President Obama Speaks At Del Sol

Steve Marcus

President Obama works the crowd after a speech on immigration at Del Sol High School Friday, Nov. 21, 2014.

Undocumented immigrants across the nation rejoiced when President Barack Obama visited Las Vegas in November to announce an ambitious new plan that would spare millions of them from deportation.

But the excitement that followed the president's promise has since turned to disappointment — Obama’s speech at Del Sol High School marked the beginning of a political and legal battle that left potential beneficiaries in limbo with no deportation relief in sight. Federal employees were supposed to begin accepting applications on Tuesday from those who stood to benefit most from the president’s plan — parents of permanent residents and U.S. citizens. Instead, Nevada’s immigration advocates marked the occasion by protesting a lawsuit that put the plan on hold. They followed the rally with a presentation answering immigrants’ questions about Obama’s directive — many remain confused about its history and potential fate.
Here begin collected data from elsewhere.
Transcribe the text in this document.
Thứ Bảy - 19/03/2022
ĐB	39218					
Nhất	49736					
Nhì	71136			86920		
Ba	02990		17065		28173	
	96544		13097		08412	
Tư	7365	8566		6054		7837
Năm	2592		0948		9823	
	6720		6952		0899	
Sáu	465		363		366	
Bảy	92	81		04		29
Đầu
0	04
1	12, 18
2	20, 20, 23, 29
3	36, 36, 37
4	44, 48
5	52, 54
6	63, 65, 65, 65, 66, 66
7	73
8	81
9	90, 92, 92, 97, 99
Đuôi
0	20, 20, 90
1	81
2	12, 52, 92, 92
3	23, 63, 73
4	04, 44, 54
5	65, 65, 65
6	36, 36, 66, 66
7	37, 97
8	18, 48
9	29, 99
Here’s a quick recap of Obama’s executive actions on immigration, the fight that followed his Las Vegas announcement, and where things stand six months later:

Obama touted his order as a temporary solution for years of congressional inaction on finding a plan to deal with the flow of undocumented immigrants entering the U.S. from around the world.

The president’s executive actions — controversially carried out without congressional approval — expanded a 2012 directive benefiting undocumented immigrants who entered the country as children, dubbed the Deferred Action for Childhood Arrivals program. They also created a similar program called Deferred Action for Parents of Americans and Lawful Permanent Residents that would have granted aid for parents of people living in the U.S. legally.

The second program was scheduled to roll out Tuesday, but the lawsuit stands in the way.

In Clark County, which is home to an estimated 99,000 people living in the country illegally, about 42 percent of the undocumented population would have been eligible for either program.

Political wrangling and a Republican-backed lawsuit followed Obama’s announcement, and the executive actions are now on hold.

The plan took its first hit in January, when House Republicans voted to block its funding through amendments added to a bill funding the Department of Homeland Security. Two months later, a $39.7 billion package was approved without the amendments.

Meanwhile, a lawsuit filed in December by Texas Gov. Greg Abbott (who was then serving as the state’s attorney general) began to gain traction, gradually getting the support of representatives from 26 states. Nevada Attorney General Adam Laxalt controversially signed on to the bill without consulting first with Gov. Brian Sandoval, splitting the Republican Party and drawing fierce criticism from Nevada’s immigration activists.

A federal judge in Texas sided with the coalition of states in February, temporarily blocking the president’s executive actions. The coalition, meanwhile, is attempting to have the president’s plan thrown out completely.

The Obama administration has since tried to persuade the U.S. Court of Appeals in New Orleans to lift the injunction.

The White House insists that the president has exclusive authority to enforce immigration laws and can adjust policies as he sees fit.

Fourteen states have sided with Obama in the case, arguing the benefits of immigration outweigh its costs.

Appellate court judges appear divided on the issue, and regardless of what they decide, the case is likely far from over. The Texas judge who ordered the injunction is still deliberating over the constitutionality of the president’s deal, and Obama’s legal team will likely appeal the decision and perhaps take the case to the Supreme Court.